Many essays have their origins in earlier sessions on medieval pilgrimage presented at the International Congress of Medieval Studies at Kalamazoo; others were submitted separately and at least one essay is based on an earlier article published elsewhere. Helpful notes have been added in places by the editors to refer readers to other essays in the book. Some of the shorter chapters have a very clear and narrow focus, such as Ilana Abend-David's essay on the architectural representations on the medallions of the Heribert shrine (part II). Others, however, are very ambitious in scope, such as the lengthy survey articles by Bugslag, Merback and Tekippe. The latter outlines different aspects of processional practices, ranging from translation ceremonies, rogations, and penitentials, to cases of communities fleeing with relics because of Viking attacks or other threats. Inevitably in this approach some discussion may be very brief: the aspect of drama / tableaux is summarily dealt with in barely half a page.

It is refreshing that "art" is here interpreted in its widest sense to include not just "high" art (e.g. Memling's paintings) but also more mundane and utilitarian objects such as pilgrim souvenirs and dress. Thus Anja Grebe's essay (part I) offers a detailed case study of the surviving - but in many ways atypical - 1571 outfit of a Santiago pilgrim that once belonged to the Nuremberg merchant's son Stephen Praun (1544-91), in addition to much shorter discussions of the extant coat of the South Tyrolean knight Jakob VII Trapp of Churburg (1529-63) and the burial finds of the "Worcester Pilgrim". Yet perhaps the essay should have concentrated on these three fascinating, but rather late survivals instead of juxtaposing them with much earlier pictorial sources, such as the two pilgrims in the Romanesque tympanum at Autun, in an attempt to draw wider conclusions on the nature of medieval pilgrims' dress. In most essays art or architecture are the focus of the argument; in others art serves more as an illustration of historical points made in the text, sometimes with relatively little discussion of the images themselves.

The b/w illustrations are on the whole of good quality, except that fig. 186 is printed upside down.
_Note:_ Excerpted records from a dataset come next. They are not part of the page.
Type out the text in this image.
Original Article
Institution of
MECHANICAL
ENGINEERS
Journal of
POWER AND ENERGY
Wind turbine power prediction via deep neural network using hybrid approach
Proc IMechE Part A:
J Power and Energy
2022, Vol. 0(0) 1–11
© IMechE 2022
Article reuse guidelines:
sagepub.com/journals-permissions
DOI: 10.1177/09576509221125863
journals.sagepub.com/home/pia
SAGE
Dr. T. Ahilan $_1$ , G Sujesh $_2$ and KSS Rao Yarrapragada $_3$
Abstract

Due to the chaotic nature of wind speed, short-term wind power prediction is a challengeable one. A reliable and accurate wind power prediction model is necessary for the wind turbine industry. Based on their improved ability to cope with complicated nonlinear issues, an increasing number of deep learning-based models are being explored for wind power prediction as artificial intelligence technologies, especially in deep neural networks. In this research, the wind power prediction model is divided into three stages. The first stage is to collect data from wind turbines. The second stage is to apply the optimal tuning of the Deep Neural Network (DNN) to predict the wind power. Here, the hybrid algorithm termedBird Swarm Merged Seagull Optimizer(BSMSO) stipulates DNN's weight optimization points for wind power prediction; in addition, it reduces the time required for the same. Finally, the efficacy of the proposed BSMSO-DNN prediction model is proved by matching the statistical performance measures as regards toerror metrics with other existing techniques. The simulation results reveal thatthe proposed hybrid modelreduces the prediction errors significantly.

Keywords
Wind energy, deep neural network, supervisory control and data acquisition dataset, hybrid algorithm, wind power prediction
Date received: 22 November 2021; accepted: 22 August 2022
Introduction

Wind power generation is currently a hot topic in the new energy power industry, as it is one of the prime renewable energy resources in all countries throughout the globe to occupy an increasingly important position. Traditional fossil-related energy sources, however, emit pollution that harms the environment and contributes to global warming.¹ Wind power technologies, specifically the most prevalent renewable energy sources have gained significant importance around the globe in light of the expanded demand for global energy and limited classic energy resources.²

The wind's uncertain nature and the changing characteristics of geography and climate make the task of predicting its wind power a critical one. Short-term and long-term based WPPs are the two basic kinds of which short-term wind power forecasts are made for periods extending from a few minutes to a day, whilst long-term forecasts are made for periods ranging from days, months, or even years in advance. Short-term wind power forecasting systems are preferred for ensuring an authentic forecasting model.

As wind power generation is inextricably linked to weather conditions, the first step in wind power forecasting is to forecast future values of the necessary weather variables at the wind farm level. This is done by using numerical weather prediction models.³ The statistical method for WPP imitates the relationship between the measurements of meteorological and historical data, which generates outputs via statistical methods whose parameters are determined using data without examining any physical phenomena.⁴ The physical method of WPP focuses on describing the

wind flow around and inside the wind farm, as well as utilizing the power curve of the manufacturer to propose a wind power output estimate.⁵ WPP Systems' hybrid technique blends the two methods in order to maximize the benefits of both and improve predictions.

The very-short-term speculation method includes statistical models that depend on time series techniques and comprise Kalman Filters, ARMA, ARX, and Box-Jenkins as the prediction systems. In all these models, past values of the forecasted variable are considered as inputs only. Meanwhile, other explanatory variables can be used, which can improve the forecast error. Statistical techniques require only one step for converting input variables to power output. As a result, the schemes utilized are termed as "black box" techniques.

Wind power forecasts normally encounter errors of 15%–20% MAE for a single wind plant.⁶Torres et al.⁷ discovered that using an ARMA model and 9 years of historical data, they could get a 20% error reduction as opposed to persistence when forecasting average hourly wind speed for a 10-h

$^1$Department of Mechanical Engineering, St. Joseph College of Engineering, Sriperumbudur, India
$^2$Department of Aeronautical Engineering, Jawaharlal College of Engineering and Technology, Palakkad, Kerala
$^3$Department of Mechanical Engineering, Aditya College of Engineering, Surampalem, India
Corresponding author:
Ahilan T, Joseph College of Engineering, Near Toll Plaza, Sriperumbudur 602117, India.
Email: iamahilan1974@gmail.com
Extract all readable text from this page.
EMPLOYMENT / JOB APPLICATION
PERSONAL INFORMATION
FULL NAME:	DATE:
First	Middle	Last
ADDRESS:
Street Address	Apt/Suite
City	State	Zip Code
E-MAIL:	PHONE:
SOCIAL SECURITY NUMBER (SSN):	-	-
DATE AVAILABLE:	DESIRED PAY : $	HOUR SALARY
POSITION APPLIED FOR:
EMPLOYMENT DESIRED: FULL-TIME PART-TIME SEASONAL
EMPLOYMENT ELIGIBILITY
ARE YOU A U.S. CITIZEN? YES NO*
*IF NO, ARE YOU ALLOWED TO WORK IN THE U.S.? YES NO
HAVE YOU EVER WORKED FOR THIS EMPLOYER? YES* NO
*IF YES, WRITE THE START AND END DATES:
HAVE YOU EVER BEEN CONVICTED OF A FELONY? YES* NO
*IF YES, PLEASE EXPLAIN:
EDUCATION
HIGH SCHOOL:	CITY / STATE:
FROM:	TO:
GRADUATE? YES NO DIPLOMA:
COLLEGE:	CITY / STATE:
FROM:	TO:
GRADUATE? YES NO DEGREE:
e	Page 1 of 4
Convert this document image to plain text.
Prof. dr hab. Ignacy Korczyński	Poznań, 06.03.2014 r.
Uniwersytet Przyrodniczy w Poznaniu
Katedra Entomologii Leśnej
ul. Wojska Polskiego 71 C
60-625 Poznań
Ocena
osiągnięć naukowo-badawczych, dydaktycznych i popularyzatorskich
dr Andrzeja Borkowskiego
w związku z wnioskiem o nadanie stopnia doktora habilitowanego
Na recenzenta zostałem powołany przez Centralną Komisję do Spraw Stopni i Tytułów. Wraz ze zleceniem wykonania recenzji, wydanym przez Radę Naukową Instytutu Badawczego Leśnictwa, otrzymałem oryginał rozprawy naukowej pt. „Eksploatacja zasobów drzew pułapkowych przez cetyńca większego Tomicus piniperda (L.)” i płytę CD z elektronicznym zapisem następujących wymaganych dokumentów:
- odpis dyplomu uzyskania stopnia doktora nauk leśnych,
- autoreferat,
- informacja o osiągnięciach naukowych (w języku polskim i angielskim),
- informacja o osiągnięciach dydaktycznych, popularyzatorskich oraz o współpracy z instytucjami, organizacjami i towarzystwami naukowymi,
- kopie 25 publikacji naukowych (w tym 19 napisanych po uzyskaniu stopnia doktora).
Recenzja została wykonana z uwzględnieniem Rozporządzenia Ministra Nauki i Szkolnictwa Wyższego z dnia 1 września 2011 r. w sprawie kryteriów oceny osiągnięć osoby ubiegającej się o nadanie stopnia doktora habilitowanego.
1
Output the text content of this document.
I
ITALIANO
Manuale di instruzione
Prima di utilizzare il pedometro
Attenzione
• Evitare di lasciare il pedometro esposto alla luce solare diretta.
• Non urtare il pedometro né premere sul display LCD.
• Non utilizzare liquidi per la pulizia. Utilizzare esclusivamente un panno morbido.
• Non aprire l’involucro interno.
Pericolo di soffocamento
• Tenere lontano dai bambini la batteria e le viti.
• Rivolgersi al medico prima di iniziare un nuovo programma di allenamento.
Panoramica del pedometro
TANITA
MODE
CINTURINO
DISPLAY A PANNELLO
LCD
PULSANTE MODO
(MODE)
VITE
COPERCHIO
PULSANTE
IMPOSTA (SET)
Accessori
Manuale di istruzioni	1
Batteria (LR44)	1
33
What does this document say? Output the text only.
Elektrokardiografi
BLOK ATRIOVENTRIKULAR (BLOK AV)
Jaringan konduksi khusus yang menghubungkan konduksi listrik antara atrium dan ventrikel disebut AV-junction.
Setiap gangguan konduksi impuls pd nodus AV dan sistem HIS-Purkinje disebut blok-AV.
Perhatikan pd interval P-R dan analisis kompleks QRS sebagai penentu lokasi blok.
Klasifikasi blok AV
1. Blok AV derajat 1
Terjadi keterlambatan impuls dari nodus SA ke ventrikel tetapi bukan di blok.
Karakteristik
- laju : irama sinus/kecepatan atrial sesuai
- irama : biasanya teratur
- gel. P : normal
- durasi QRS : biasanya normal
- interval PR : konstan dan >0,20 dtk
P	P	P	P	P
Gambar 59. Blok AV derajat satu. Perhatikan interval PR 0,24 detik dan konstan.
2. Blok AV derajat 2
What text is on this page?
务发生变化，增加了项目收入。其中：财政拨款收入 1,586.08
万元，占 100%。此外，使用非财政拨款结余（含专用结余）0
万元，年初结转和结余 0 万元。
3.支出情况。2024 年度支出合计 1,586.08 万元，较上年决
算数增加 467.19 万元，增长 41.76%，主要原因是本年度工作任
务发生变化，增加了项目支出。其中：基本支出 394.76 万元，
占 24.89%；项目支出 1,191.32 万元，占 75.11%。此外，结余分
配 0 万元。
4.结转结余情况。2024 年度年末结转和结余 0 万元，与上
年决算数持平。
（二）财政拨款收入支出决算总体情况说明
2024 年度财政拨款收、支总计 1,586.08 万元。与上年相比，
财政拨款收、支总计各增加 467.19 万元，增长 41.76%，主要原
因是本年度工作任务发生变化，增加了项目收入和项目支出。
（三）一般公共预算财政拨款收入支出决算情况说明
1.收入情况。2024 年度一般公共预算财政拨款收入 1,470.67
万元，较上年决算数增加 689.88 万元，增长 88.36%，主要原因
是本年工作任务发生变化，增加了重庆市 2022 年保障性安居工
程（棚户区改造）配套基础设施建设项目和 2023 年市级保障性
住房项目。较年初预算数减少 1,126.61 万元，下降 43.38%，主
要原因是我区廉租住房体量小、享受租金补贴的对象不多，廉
No location is given for the Heribert shrine in figs 78-84. Fig. 281 on p. 88 should be 287, and likewise fig. 334 on p. 715 should read 336, but these are rare errors amidst such a huge number of illustrations. There are some editorial and linguistic lapses. Thus, "Osee" should be Hosea (655), whilst St Elizabeth of Thuringia is also called "of Thüringen" and "of Marburg" in the index. Miraculous "blood hosts" are said to have been "exposed in monstrances and processed" (620), and unintentionally comical is the description of the Virgin as "an actress in the Adoration of the Magi" (661). Bernhard von Breydenbach, the dean of Mainz cathedral and Jerusalem pilgrim, is German rather than "Dutch" (332), and it might have been helpful to know the location of Becov ned Teplou (654, fig. 310). Finally, readers may find themselved confused by the alphabetical listing in the bibliography of "Os, Henk van" under O vs. "Van Herwaarden, Jan" under V, and also "De Vos, Dirk" under V yet "De Pelsmaeker, Prosper" under D, to name but a few examples. Apart from such details, however, this is truly an editorial tour de force.

This impressive work does carry a hefty price tag. Yet nobody studying aspects of medieval pilgrimage can afford to ignore this important and wide-ranging collection of international research on such a vital aspect of medieval culture.